Your backend says it returns { "price": 29.99 }. Your frontend displays it as a number. One day, a backend developer changes it to { "price": "29.99" } — a string. Your UI breaks. Nobody notices until a user reports it.
This is an API contract violation, and it happens more than it should. JSON Schema is the tool that catches it automatically.
What Is JSON Schema?
JSON Schema is a vocabulary for describing the structure of JSON data. You write a schema — itself a JSON document — that defines what fields exist, what their types are, which ones are required, and what constraints they must satisfy. You can then validate any JSON object against this schema programmatically.

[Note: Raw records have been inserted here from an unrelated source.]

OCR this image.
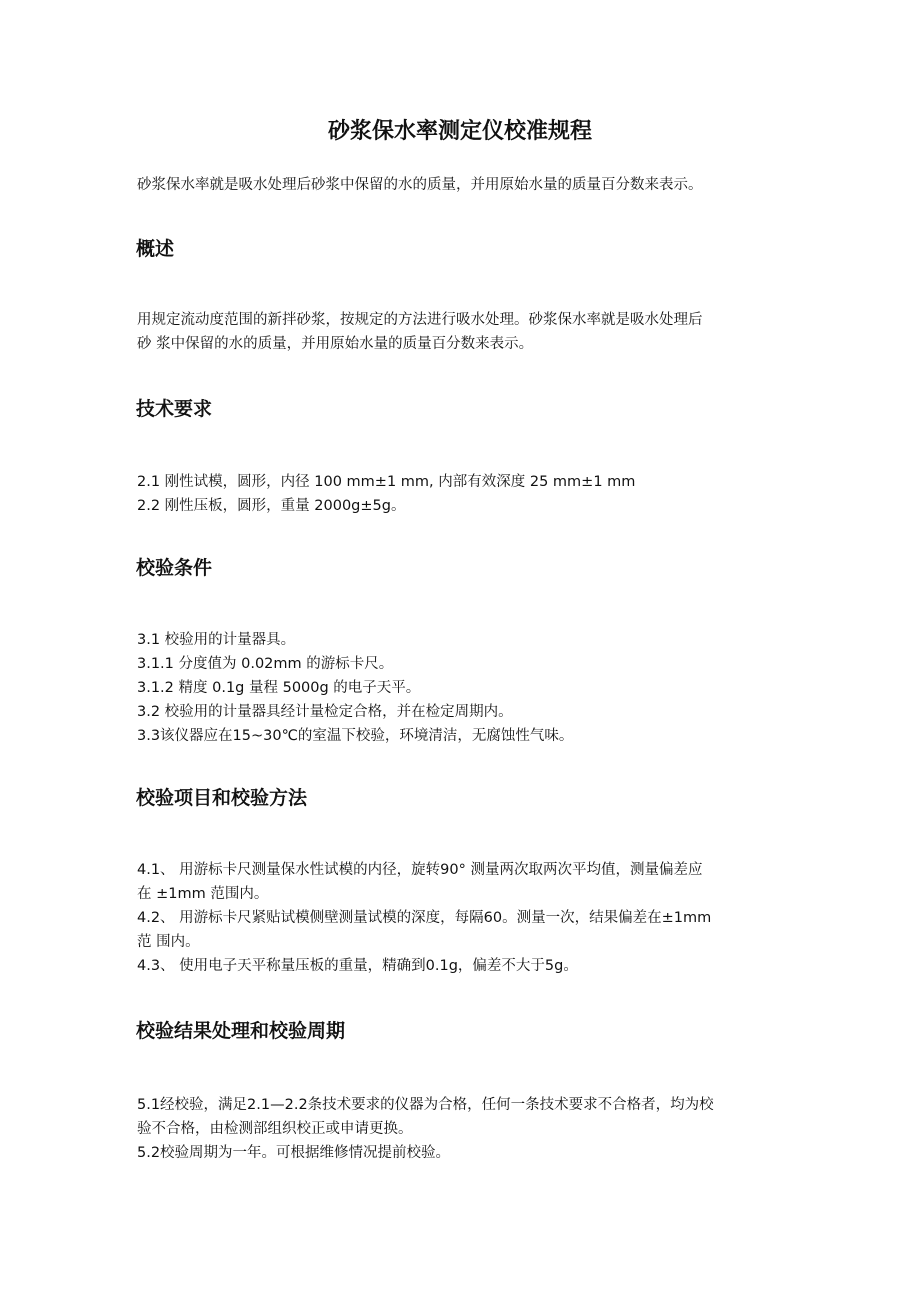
砂浆保水率测定仪校准规程
砂浆保水率就是吸水处理后砂浆中保留的水的质量，并用原始水量的质量百分数来表示。
概述
用规定流动度范围的新拌砂浆，按规定的方法进行吸水处理。砂浆保水率就是吸水处理后
砂 浆中保留的水的质量，并用原始水量的质量百分数来表示。
技术要求
2.1 刚性试模，圆形，内径 100 mm±1 mm, 内部有效深度 25 mm±1 mm
2.2 刚性压板，圆形，重量 2000g±5g。
校验条件
3.1 校验用的计量器具。
3.1.1 分度值为 0.02mm 的游标卡尺。
3.1.2 精度 0.1g 量程 5000g 的电子天平。
3.2 校验用的计量器具经计量检定合格，并在检定周期内。
3.3该仪器应在15~30℃的室温下校验，环境清洁，无腐蚀性气味。
校验项目和校验方法
4.1、 用游标卡尺测量保水性试模的内径，旋转90° 测量两次取两次平均值，测量偏差应
在 ±1mm 范围内。
4.2、 用游标卡尺紧贴试模侧壁测量试模的深度，每隔60。测量一次，结果偏差在±1mm
范 围内。
4.3、 使用电子天平称量压板的重量，精确到0.1g，偏差不大于5g。
校验结果处理和校验周期
5.1经校验，满足2.1—2.2条技术要求的仪器为合格，任何一条技术要求不合格者，均为校
验不合格，由检测部组织校正或申请更换。
5.2校验周期为一年。可根据维修情况提前校验。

Think of it as a type system for your API responses.
A Simple Example
Suppose your API returns a user object:
{
"id": 42,
"name": "Maria Santos",
"email": "maria@example.com",
"role": "admin",
"created_at": "2025-11-01T09:00:00Z"
}
Here's the JSON Schema that describes it:
{
"$schema": "https://json-schema.org/draft/2020-12/schema",
"type": "object",
"required": ["id", "name", "email", "role", "created_at"],
"properties": {
"id": { "type": "integer" },
"name": { "type": "string", "minLength": 1 },
"email": { "type": "string", "format": "email" },
"role": { "type": "string", "enum": ["admin", "user", "guest"] },
"created_at": { "type": "string", "format": "date-time" }
},
"additionalProperties": false
}
This schema enforces:
idmust be an integer (not a string)emailmust be a valid email formatrolemust be one of three specific values- All five fields are required
- No extra fields are allowed (
additionalProperties: false)
Core Schema Keywords
| Keyword | What It Does |
|---|---|
type | Specifies data type: string, number, integer, boolean, array, object, null |
required | Array of property names that must be present |
properties | Defines the schema for each property of an object |
enum | Value must be one of a specific list |
minimum / maximum | Numeric range constraints |
minLength / maxLength | String length constraints |
pattern | String must match a regex pattern |
items | Schema for items in an array |
format | Semantic format hints: email, date-time, uri, uuid |
Validating Arrays
For a paginated list response:
{
"type": "object",
"required": ["data", "total", "page", "per_page"],
"properties": {
"data": {
"type": "array",
"items": {
"type": "object",
"required": ["id", "name"],
"properties": {
"id": { "type": "integer" },
"name": { "type": "string" }
}
}
},
"total": { "type": "integer", "minimum": 0 },
"page": { "type": "integer", "minimum": 1 },
"per_page": { "type": "integer", "minimum": 1, "maximum": 100 }
}
}
Using JSON Schema in JavaScript
The most popular validator for JavaScript is Ajv:
npm install ajv
import Ajv from 'ajv';
import addFormats from 'ajv-formats';
const ajv = new Ajv();
addFormats(ajv);
const schema = {
type: 'object',
required: ['id', 'name', 'email'],
properties: {
id: { type: 'integer' },
name: { type: 'string' },
email: { type: 'string', format: 'email' }
}
};
const validate = ajv.compile(schema);
const data = await fetch('/api/users/1').then(r => r.json());
if (!validate(data)) {
console.error('API response invalid:', validate.errors);
}
Using JSON Schema in PHP (Laravel)
composer require opis/json-schema
use Opis\JsonSchema\Validator;
use Opis\JsonSchema\Helper;
$validator = new Validator();
$schema = Helper::toJSON('{
"type": "object",
"required": ["id", "name"],
"properties": {
"id": {"type": "integer"},
"name": {"type": "string"}
}
}');
$result = $validator->validate($data, $schema);
if (!$result->isValid()) {
// handle validation failure
}
Where to Apply Schema Validation
- In API tests: Assert that every response matches the schema, not just the status code
- In integration tests: Catch contract drift between services
- At runtime (optional): Validate responses from third-party APIs before you process them
- In documentation: JSON Schema is the basis of OpenAPI — if you write schemas, you're already halfway to full API documentation
JSON Schema and Mock APIs
When you're building mock API responses, writing the JSON Schema first is a powerful technique. Define the contract, mock it with the schema-compliant response, then share the schema with both the frontend and backend teams. Everyone builds to the same spec. When the real implementation is ready, run your schema tests against it to verify nothing drifted.
Conclusion
JSON Schema turns informal API contracts into enforceable specifications. It takes 10 minutes to write a schema for your most important endpoints, and it will save you hours of debugging when a response changes unexpectedly. Start with your most critical endpoints — authentication, payments, user data — and expand from there.